Capping off Fan Expo's first two days, both of the original "Star Trek"'s most legendary minority ground breakers dropped some serious wisdom on the Trekkies who came to see them. George Takei, the first Asian-American actor to have a substantially intellectual role on TV was joined by co-star Nichelle Nichols, the first African-American woman to do the same.
Takei went first, revealing that his uber-popular presence on social media began as an intricate plan to slowly promote his upcoming Broadway musical 'Allegiance' -- a chronicling of the internment of Japanese Americans during WWII, which is something Takei and his family experienced firsthand when he was three years old.

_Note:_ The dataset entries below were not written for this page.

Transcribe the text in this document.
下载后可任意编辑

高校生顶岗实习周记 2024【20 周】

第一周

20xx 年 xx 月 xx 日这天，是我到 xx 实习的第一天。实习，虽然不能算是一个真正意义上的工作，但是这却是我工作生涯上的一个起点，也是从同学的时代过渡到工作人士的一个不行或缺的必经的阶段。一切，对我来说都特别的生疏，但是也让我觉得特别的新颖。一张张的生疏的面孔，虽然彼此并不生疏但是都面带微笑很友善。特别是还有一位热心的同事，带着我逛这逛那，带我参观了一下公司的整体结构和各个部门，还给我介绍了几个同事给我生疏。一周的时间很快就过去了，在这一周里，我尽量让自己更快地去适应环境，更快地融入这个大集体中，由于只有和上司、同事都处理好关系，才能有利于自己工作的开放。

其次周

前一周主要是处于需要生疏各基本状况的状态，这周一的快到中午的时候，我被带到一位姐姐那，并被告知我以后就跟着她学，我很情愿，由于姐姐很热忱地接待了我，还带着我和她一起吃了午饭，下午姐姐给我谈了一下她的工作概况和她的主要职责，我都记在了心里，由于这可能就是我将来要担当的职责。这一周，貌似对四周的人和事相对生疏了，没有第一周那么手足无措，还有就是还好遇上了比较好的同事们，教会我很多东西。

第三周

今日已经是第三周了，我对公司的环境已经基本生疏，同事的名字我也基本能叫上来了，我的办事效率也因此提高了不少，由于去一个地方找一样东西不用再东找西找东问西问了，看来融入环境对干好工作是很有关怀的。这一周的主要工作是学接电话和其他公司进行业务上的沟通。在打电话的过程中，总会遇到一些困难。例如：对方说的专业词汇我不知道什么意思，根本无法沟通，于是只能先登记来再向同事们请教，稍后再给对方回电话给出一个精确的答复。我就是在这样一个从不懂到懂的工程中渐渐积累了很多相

"We discovered that the internment story was not too well-known by otherwise well-informed people, so we needed to develop a higher level of awareness among our potential audience. I thought the best way to do that would be through social media."
But his fan base were sci-fi fans, so he started by jokingly mocking science and science-fiction, then he moved into jokes around civil rights issues, like marriage equality and then he started to drop in some history about Japanese internment through Easter eggs from the musical.
"Now we not only have people who are aware of Japanese internment, but are excited, enthusiastic and eager audiences for the musical we've developed."
Fan Expo runs from August 22 - 25 at the Metro Toronto Convention Centre.